Karl Lauterbach, gesundheitspolitischer Sprecher der SPDBild: Reuters/W. Rattay

Lauterbach findet es die richtige Zeit, um über Geld zu sprechen: "Sonst erinnert sich nach der Krise kein Mensch mehr daran", weil wirtschaftliche Schwierigkeiten zu erwarten seien. Auch Krankenschwester Yvonne Falckner weist Kritik zurück, es sei nicht der richtige Moment für Geldforderungen: "Es bringt nichts, wenn man uns auf später vertröstet Wann ist dieses 'später'?"

Aus Erfahrung skeptisch

Wird das Interesse für die Situation der Pflegekräfte auch nach der Krise anhalten? "Menschen klatschen jetzt von Balkonen, weil sie Angst davor haben, selbst krank zu werden", sagt Sozialwissenschaftlerin Barbara Thiessen, Professorin an der Hochschule Landshut: "Und dann sehen sie, dass es da andere gibt, die sich dem Risiko aussetzen und in den Kliniken bleiben und arbeiten." Applaus sei in dieser Situation eine "absolut verständliche" Reaktion, aber vor dem Hintergrund der schlechten Arbeitsbedingungen "auch zynisch".

Applaus für die Beschäftigten im Gesundheitswesen.
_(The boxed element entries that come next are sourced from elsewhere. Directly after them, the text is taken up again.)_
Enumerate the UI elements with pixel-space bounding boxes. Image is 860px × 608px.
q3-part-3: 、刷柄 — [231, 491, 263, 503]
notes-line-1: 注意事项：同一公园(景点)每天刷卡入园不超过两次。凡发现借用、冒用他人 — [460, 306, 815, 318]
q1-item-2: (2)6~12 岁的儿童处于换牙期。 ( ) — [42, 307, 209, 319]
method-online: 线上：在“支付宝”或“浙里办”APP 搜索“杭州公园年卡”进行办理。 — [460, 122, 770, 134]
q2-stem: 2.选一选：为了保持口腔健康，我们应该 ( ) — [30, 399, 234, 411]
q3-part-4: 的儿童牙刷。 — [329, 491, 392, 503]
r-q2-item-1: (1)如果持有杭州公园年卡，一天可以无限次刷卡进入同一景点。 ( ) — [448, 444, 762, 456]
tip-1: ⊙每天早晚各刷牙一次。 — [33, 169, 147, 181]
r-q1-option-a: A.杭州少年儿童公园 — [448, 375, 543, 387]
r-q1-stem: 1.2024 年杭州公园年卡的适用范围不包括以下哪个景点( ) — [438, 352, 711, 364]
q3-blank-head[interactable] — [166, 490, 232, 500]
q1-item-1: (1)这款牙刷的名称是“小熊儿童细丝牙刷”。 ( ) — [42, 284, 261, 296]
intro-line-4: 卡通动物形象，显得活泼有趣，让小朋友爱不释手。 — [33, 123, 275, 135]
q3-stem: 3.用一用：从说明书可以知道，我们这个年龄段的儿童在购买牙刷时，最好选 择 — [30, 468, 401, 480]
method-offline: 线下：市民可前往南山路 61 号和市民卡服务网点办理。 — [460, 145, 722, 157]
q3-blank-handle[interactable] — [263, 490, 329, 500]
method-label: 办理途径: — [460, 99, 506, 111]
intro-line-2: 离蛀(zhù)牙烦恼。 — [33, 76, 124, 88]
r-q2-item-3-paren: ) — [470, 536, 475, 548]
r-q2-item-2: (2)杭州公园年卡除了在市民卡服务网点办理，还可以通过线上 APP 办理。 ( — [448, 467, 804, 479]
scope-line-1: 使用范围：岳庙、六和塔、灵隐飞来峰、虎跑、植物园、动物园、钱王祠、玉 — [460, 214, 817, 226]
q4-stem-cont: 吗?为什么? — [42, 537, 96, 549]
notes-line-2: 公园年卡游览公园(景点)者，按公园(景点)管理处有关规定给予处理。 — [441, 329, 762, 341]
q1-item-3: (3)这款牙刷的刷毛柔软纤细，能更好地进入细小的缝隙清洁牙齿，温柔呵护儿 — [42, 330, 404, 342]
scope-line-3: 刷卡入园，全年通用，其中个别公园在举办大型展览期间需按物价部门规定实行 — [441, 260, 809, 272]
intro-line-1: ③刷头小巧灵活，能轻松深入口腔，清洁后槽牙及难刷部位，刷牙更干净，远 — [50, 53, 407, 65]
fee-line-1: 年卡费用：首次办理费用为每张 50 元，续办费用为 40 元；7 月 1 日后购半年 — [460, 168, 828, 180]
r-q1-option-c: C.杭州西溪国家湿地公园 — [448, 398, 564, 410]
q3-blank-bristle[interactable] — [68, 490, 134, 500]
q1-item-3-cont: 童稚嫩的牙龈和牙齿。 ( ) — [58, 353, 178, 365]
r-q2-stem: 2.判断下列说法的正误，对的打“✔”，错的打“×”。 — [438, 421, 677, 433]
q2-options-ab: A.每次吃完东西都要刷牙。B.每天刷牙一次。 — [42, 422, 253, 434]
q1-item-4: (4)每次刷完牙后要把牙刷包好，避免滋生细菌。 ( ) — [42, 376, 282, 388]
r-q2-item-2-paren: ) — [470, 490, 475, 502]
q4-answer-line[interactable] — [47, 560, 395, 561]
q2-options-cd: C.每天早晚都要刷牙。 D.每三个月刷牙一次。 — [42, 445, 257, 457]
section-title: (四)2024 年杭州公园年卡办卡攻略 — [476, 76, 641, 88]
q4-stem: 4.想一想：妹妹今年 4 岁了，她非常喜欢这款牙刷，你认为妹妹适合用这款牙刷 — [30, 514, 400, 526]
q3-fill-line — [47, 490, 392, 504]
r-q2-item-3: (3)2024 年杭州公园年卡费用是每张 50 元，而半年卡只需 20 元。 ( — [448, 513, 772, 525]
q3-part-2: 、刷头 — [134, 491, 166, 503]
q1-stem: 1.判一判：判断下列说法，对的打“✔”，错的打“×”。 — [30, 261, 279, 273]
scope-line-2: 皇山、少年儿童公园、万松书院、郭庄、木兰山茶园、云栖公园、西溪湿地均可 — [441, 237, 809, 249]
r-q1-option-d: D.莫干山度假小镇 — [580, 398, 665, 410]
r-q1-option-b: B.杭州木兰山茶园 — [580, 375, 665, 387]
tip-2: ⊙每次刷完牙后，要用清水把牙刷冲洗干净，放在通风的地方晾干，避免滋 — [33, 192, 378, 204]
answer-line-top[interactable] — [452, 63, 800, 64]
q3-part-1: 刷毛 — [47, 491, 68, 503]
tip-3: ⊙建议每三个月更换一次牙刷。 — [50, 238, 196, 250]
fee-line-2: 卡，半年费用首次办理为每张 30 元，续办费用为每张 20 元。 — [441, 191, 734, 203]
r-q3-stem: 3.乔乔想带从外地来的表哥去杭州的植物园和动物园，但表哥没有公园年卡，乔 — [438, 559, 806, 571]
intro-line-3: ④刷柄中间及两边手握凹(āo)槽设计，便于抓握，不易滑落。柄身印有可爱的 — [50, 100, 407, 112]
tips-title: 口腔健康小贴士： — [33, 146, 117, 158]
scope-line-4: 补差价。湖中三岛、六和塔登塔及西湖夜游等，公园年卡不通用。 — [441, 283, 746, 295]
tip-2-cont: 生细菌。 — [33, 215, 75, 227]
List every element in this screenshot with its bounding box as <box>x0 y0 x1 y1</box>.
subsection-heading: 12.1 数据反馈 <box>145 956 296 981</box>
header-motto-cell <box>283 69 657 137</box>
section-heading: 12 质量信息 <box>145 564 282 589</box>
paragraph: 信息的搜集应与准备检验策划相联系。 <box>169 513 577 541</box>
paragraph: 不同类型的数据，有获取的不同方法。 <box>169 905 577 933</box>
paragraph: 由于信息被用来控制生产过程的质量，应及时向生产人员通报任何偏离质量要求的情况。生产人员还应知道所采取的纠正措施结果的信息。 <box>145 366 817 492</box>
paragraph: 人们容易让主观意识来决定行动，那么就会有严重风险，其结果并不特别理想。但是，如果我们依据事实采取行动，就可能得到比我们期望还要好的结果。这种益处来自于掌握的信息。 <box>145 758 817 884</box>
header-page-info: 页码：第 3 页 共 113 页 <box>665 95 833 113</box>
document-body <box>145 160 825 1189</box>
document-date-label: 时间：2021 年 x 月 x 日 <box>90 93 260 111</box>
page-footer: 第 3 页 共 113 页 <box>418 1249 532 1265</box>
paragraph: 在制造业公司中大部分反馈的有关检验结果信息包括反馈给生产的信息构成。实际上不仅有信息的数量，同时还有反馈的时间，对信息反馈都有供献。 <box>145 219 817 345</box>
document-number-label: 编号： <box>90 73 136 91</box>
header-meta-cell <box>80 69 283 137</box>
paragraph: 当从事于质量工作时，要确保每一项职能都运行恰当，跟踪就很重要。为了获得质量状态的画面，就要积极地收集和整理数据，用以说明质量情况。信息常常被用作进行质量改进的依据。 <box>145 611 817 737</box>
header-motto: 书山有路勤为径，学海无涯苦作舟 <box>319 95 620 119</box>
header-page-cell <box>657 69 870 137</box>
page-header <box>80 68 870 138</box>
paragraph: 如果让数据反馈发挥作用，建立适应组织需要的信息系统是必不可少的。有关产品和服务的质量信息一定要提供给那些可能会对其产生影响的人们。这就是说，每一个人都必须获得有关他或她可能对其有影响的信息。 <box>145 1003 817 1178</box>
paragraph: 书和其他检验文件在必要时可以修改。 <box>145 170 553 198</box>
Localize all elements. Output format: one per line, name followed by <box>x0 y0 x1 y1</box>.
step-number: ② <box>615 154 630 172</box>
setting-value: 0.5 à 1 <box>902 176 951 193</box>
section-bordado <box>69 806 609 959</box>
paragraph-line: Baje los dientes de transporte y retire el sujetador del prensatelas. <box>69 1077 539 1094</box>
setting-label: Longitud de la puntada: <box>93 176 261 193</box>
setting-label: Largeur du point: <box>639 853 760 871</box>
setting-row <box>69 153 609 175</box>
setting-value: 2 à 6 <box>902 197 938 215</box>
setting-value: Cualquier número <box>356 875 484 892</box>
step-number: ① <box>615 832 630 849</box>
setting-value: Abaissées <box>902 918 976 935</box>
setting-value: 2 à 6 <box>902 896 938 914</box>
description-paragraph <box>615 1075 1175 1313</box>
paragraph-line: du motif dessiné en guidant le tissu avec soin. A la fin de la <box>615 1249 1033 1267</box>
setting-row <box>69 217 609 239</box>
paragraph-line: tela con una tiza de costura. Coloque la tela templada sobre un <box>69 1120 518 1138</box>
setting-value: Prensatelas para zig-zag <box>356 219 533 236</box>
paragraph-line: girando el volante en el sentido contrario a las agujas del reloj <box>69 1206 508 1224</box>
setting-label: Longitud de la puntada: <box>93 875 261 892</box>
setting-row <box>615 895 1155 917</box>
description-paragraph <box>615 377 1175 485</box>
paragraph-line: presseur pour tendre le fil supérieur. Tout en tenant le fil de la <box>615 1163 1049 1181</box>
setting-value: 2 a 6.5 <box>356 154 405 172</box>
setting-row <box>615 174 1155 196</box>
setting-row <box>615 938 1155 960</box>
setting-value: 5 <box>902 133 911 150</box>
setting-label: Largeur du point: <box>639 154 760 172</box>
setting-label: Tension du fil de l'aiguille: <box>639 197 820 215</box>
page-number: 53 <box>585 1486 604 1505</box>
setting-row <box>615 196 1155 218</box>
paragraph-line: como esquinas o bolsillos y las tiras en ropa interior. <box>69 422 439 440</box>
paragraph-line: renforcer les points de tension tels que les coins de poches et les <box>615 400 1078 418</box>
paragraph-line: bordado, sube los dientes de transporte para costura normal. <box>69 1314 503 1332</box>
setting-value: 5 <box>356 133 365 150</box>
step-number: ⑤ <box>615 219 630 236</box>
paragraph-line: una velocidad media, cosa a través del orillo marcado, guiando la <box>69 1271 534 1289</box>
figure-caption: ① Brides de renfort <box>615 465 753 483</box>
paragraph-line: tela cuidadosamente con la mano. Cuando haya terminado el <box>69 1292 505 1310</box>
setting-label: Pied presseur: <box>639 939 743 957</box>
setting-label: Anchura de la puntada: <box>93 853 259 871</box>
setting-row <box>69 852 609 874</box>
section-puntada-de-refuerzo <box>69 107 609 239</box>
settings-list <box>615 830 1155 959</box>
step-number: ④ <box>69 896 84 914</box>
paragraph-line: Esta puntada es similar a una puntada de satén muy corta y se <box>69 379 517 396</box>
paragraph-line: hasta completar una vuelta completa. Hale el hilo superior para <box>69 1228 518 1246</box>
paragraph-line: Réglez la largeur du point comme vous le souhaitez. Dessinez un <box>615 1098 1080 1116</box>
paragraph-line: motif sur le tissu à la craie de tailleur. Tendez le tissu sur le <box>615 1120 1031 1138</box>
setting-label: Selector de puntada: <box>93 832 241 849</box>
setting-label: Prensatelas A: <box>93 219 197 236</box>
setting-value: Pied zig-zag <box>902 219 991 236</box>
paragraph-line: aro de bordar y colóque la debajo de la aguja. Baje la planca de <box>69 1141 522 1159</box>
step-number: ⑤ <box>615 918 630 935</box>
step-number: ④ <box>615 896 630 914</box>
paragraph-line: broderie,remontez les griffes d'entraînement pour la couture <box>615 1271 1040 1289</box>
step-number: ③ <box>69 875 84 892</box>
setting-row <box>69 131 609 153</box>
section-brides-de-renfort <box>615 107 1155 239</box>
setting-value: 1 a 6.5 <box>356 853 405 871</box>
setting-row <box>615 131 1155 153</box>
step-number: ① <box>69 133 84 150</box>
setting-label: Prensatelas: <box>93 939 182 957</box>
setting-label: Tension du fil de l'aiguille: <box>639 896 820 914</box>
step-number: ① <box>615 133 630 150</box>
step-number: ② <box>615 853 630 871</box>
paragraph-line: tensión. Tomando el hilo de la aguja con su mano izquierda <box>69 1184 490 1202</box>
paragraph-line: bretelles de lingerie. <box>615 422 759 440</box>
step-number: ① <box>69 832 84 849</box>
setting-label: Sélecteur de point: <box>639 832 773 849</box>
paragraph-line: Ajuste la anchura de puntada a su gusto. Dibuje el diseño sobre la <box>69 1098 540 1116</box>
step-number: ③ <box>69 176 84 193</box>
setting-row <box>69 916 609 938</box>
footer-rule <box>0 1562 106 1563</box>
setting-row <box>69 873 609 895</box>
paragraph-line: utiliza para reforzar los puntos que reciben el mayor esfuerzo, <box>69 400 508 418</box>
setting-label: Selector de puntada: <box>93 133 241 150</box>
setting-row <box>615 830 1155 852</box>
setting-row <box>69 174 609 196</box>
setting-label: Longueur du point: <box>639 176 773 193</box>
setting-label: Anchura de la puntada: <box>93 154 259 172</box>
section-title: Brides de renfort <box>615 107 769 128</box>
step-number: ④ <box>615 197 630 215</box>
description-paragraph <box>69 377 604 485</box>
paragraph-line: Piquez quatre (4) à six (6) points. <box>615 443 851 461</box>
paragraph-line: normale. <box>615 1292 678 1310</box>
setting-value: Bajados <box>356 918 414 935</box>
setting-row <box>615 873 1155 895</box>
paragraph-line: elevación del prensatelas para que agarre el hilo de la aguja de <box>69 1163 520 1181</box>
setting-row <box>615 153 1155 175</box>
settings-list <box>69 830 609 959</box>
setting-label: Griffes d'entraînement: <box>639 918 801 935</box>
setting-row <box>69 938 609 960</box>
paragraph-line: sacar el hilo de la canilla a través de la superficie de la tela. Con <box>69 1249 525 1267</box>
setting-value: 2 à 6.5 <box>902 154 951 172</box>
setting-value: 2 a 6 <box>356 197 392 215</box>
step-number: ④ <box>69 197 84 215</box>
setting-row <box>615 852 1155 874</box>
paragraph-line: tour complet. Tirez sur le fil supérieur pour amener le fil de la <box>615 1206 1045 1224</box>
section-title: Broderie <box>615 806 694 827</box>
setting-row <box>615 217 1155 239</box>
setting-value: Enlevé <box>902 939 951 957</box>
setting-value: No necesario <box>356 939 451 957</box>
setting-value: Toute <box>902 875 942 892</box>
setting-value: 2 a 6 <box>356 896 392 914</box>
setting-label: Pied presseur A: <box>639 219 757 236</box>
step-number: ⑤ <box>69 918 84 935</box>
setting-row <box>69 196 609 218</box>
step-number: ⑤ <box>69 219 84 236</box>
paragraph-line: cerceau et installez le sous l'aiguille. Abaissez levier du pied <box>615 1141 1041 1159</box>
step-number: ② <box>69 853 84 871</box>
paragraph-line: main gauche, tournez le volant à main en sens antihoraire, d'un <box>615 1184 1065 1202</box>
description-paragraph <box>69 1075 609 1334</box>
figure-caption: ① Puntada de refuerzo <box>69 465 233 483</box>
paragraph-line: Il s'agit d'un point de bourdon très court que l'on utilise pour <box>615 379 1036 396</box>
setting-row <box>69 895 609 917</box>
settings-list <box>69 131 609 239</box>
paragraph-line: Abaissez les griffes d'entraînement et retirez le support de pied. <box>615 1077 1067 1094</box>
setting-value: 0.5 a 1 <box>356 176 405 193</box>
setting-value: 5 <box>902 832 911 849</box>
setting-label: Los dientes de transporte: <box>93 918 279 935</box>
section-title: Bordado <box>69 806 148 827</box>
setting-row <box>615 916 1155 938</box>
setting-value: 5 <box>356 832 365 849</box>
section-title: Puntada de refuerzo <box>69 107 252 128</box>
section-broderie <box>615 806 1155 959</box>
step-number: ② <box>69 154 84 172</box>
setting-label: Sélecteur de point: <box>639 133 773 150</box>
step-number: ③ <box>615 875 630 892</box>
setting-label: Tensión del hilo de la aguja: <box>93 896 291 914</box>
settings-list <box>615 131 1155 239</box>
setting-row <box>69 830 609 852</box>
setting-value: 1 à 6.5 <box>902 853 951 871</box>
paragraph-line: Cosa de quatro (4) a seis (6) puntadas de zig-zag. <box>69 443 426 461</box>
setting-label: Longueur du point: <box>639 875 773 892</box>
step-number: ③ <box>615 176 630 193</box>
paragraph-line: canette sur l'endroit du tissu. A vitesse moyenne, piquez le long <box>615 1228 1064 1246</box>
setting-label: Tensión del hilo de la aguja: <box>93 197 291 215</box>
Doch bekommen sie auch nach der Coronakrise Unterstützung?Bild: picture-alliance/dpa/O. Berg

"Jetzt bekommen sie Beifall und vielleicht sogar eine steuerfreie Prämie. Aber wenn sich danach die Arbeitsbedingungen nicht ändern, das wäre ein Schlag ins Gesicht", sagt Thiessen. Sie bezweifelt, dass die Pflegekräfte auch nach der Krise die nötige Unterstützung bekommen.

Krankenpflegerin Nora Wehrstedt bemerkt, dass sich die Einstellung in der Bevölkerung ändert: "Vorher wurde Pflege oft nicht wertgeschätzt und auf Ausscheidungen, Essen anreichen und Waschen reduziert." Nun merke man, dass die Pflege viel mehr bedeute. Doch Pflegefachkräfte seien "aus der Vergangenheit heraus skeptisch, was nachhaltige Veränderungen angeht", sagt sie: "Schon vieles wurde uns versprochen, aber wenig davon umgesetzt."